Inspiration

We are Muslim students at UC Berkeley who have noticed the dining hall websites lack functional support for students with dietary restrictions. It is difficult for students who want to eat a halal, vegetarian, or vegan diet to filter the dining hall menus for options they can eat. We decided to make a dynamic website that displays different menus for those with different dietary restrictions.

What it does

BearGrub accesses the UC Berkeley dining halls' websites and stores the ingredients of each meal item. It then reviews each meal and determines which are vegan, vegetarian, or halal. The website then presents three separate menus, one for each dietary restriction that comes with the food items available under that restriction.

How we built it

We built the website using Next.js and used Flask to connect it to our backend Python script. Our Python script accesses the university's .xml dining hall menu files, sorts items based on labels built-in to the .xml file (such as vegan), and runs the ingredients of the remaining items through a GPT model to determine if they are halal.

Challenges we ran into

As beginner hackers, this was the first full-stack project we had worked on.

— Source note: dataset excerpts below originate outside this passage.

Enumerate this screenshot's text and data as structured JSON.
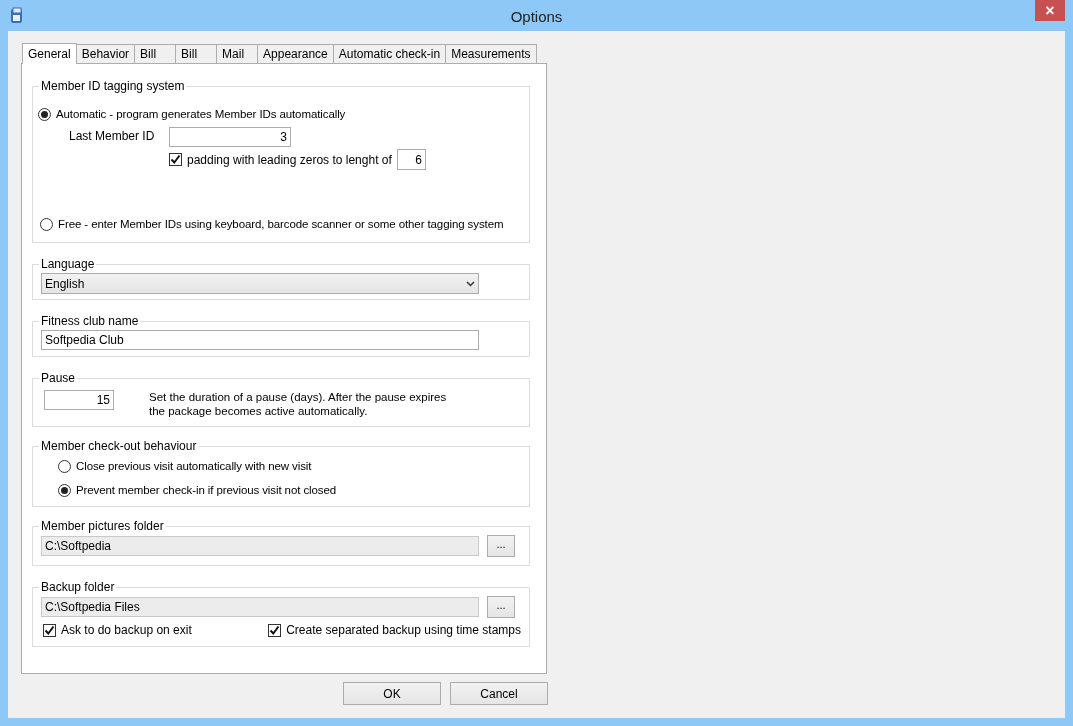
{
  "window": {
    "title": "Options",
    "close": "×"
  },
  "tabs": [
    {
      "label": "General",
      "selected": true
    },
    {
      "label": "Behavior",
      "selected": false
    },
    {
      "label": "Bill",
      "selected": false
    },
    {
      "label": "Bill",
      "selected": false
    },
    {
      "label": "Mail",
      "selected": false
    },
    {
      "label": "Appearance",
      "selected": false
    },
    {
      "label": "Automatic check-in",
      "selected": false
    },
    {
      "label": "Measurements",
      "selected": false
    }
  ],
  "member_id": {
    "title": "Member ID tagging system",
    "automatic": {
      "label": "Automatic - program generates Member IDs automatically",
      "selected": true
    },
    "last_member_id": {
      "label": "Last Member ID",
      "value": "3"
    },
    "padding": {
      "label": "padding with leading zeros to lenght of",
      "checked": true,
      "value": "6"
    },
    "free": {
      "label": "Free - enter Member IDs using keyboard, barcode scanner or some other tagging system",
      "selected": false
    }
  },
  "language": {
    "title": "Language",
    "value": "English"
  },
  "club_name": {
    "title": "Fitness club name",
    "value": "Softpedia Club"
  },
  "pause": {
    "title": "Pause",
    "value": "15",
    "description": "Set the duration of a pause (days). After the pause expires the package becomes active automatically."
  },
  "checkout": {
    "title": "Member check-out behaviour",
    "options": [
      {
        "label": "Close previous visit automatically with new visit",
        "selected": false
      },
      {
        "label": "Prevent member check-in if previous visit not closed",
        "selected": true
      }
    ]
  },
  "pictures_folder": {
    "title": "Member pictures folder",
    "value": "C:\\Softpedia",
    "browse": "..."
  },
  "backup_folder": {
    "title": "Backup folder",
    "value": "C:\\Softpedia Files",
    "browse": "...",
    "options": [
      {
        "label": "Ask to do backup on exit",
        "checked": true
      },
      {
        "label": "Create separated backup using time stamps",
        "checked": true
      }
    ]
  },
  "buttons": [
    "OK",
    "Cancel"
  ]
}
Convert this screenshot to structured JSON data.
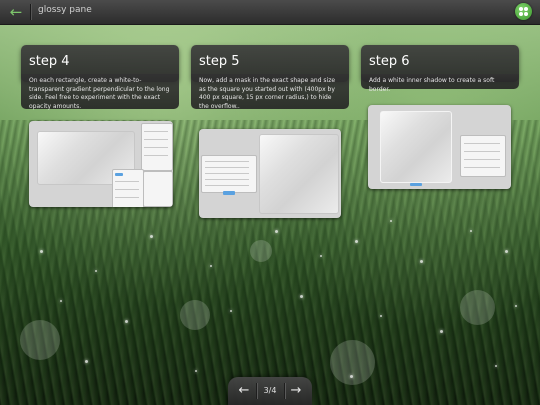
{
  "header": {
    "title": "glossy pane",
    "back_icon": "arrow-left-icon",
    "menu_icon": "grid-menu-icon",
    "accent": "#6fcf5d"
  },
  "steps": [
    {
      "heading": "step 4",
      "text": "On each rectangle, create a white-to-transparent gradient perpendicular to the long side. Feel free to experiment with the exact opacity amounts."
    },
    {
      "heading": "step 5",
      "text": "Now, add a mask in the exact shape and size as the square you started out with (400px by 400 px square, 15 px corner radius,) to hide the overflow.."
    },
    {
      "heading": "step 6",
      "text": "Add a white inner shadow to create a soft border."
    }
  ],
  "pager": {
    "label": "3/4",
    "prev_icon": "arrow-left-icon",
    "next_icon": "arrow-right-icon"
  }
}
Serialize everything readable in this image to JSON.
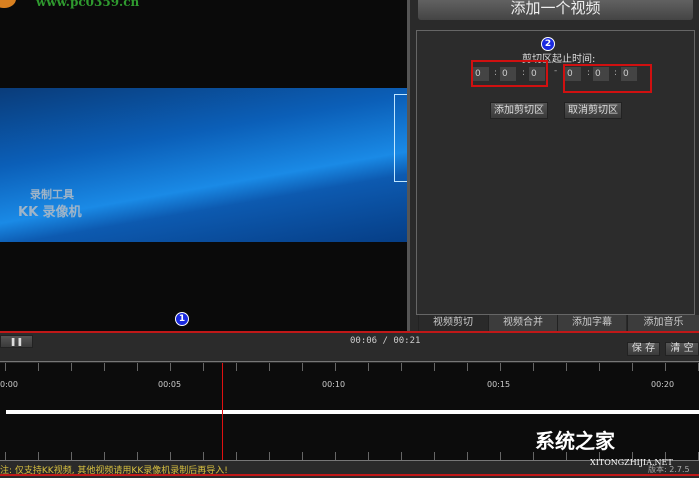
{
  "video": {
    "url_watermark": "www.pc0359.cn",
    "watermark_line1": "录制工具",
    "watermark_line2": "KK 录像机",
    "badge1": "1"
  },
  "side": {
    "add_video": "添加一个视频",
    "badge2": "2",
    "cut_label": "剪切区起止时间:",
    "start": [
      "0",
      "0",
      "0"
    ],
    "end": [
      "0",
      "0",
      "0"
    ],
    "dash": "-",
    "colon": ":",
    "add_cut": "添加剪切区",
    "cancel_cut": "取消剪切区"
  },
  "tabs": [
    "视频剪切",
    "视频合并",
    "添加字幕",
    "添加音乐"
  ],
  "controls": {
    "pause": "❚❚",
    "time": "00:06 / 00:21",
    "save": "保 存",
    "clear": "清 空"
  },
  "timeline": {
    "labels": [
      "0:00",
      "00:05",
      "00:10",
      "00:15",
      "00:20"
    ],
    "playhead_seconds": 6,
    "duration_seconds": 21
  },
  "status": {
    "note": "注: 仅支持KK视频, 其他视频请用KK录像机录制后再导入!",
    "version": "版本: 2.7.5"
  },
  "site_watermark": {
    "name": "系统之家",
    "domain": "XITONGZHIJIA.NET"
  }
}
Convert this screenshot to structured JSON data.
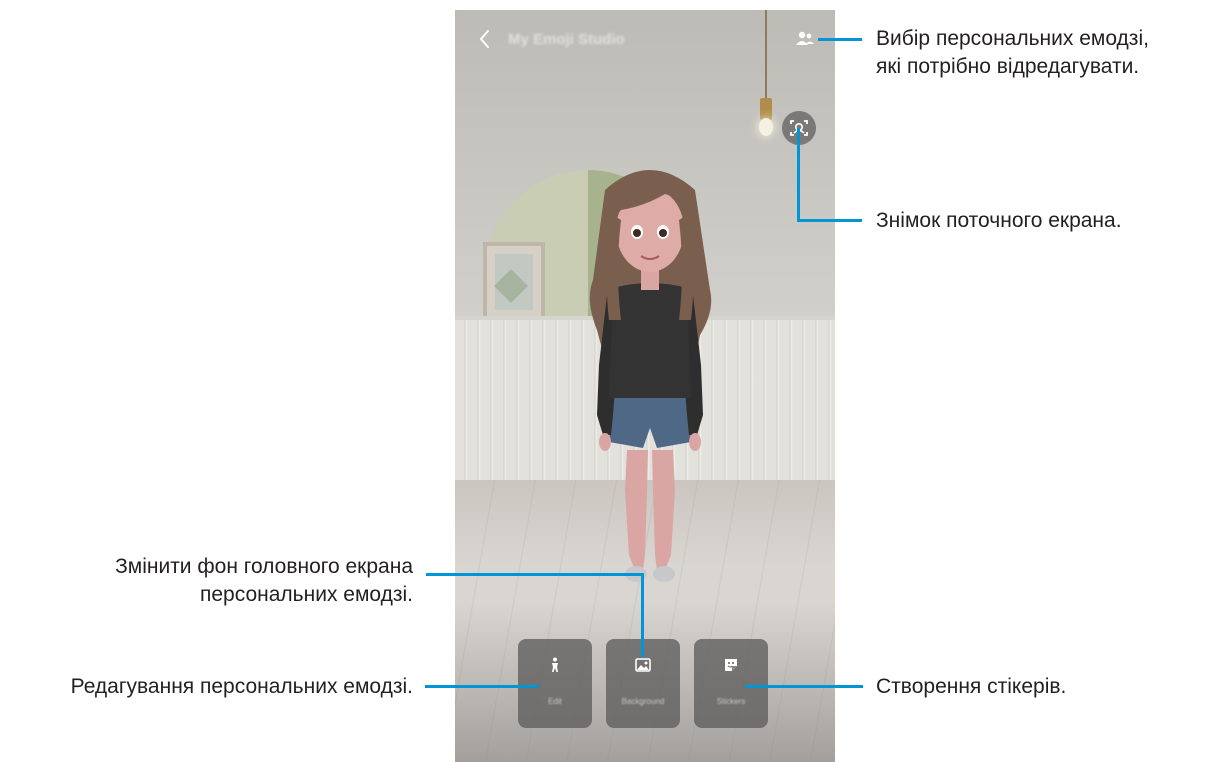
{
  "app_bar": {
    "back_icon": "chevron-left-icon",
    "title": "My Emoji Studio",
    "select_icon": "people-icon"
  },
  "snapshot": {
    "icon": "face-scan-camera-icon"
  },
  "actions": [
    {
      "icon": "person-icon",
      "label": "Edit"
    },
    {
      "icon": "image-icon",
      "label": "Background"
    },
    {
      "icon": "sticker-icon",
      "label": "Stickers"
    }
  ],
  "annotations": {
    "select_emoji": [
      "Вибір персональних емодзі,",
      "які потрібно відредагувати."
    ],
    "snapshot": "Знімок поточного екрана.",
    "change_bg": [
      "Змінити фон головного екрана",
      "персональних емодзі."
    ],
    "edit_emoji": "Редагування персональних емодзі.",
    "create_stickers": "Створення стікерів."
  },
  "colors": {
    "callout_line": "#0096d6",
    "action_button_bg": "#5f5d5c",
    "text": "#231f20"
  }
}
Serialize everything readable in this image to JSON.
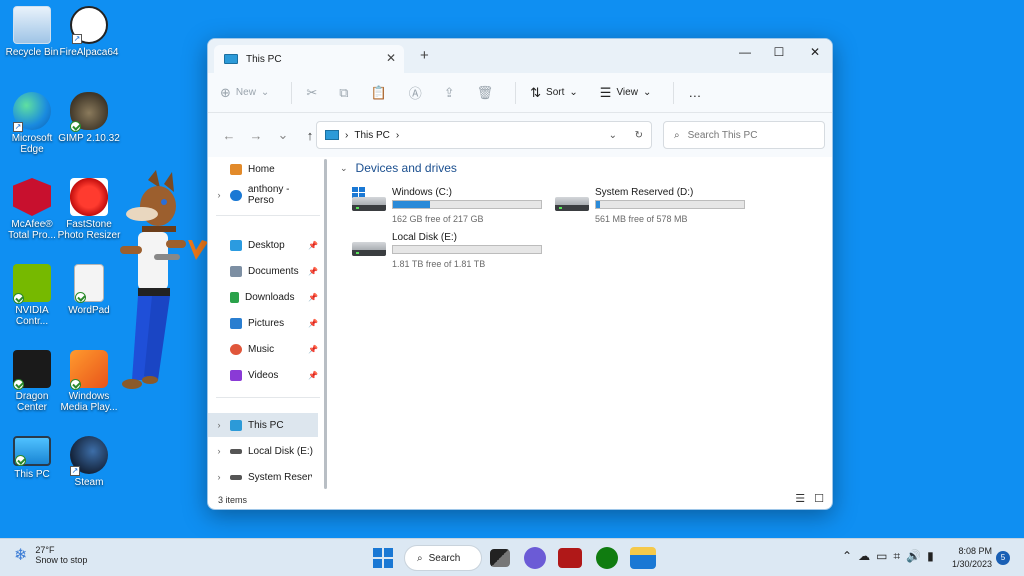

We repeatedly ran into issues when connecting the various pieces of our projects, especially with Flask, but eventually resolved them. Additionally, we had no experience using React.js, so developing the BearGrub website was a challenging learning experience.

Accomplishments that we're proud of

We take pride in our website's ability to provide an easy, one-stop shop for individuals with dietary restrictions since our UI makes it very simple for someone to identify all possible meals they can eat in each dining hall. We are also proud of our integration of AI into the backend of our website and the prompt engineering applied to make it work consistently, running seamlessly and ensuring accurate categorization of meal items.

What we learned

The most valuable skill our team gained from this process is the development and management of a full stack. Understanding the connections between the backend, databases, and front end of our website taught us valuable skills applicable to many future projects. Additionally, we learned to integrate LLM API into our projects.

What's next for BearGrub (Inclusive Berkeley Dining)

The next steps are to deploy BearGrub to a public server and integrate a chatbot that can be given queries about the Cal Dining menus and the data collected through our backend processes.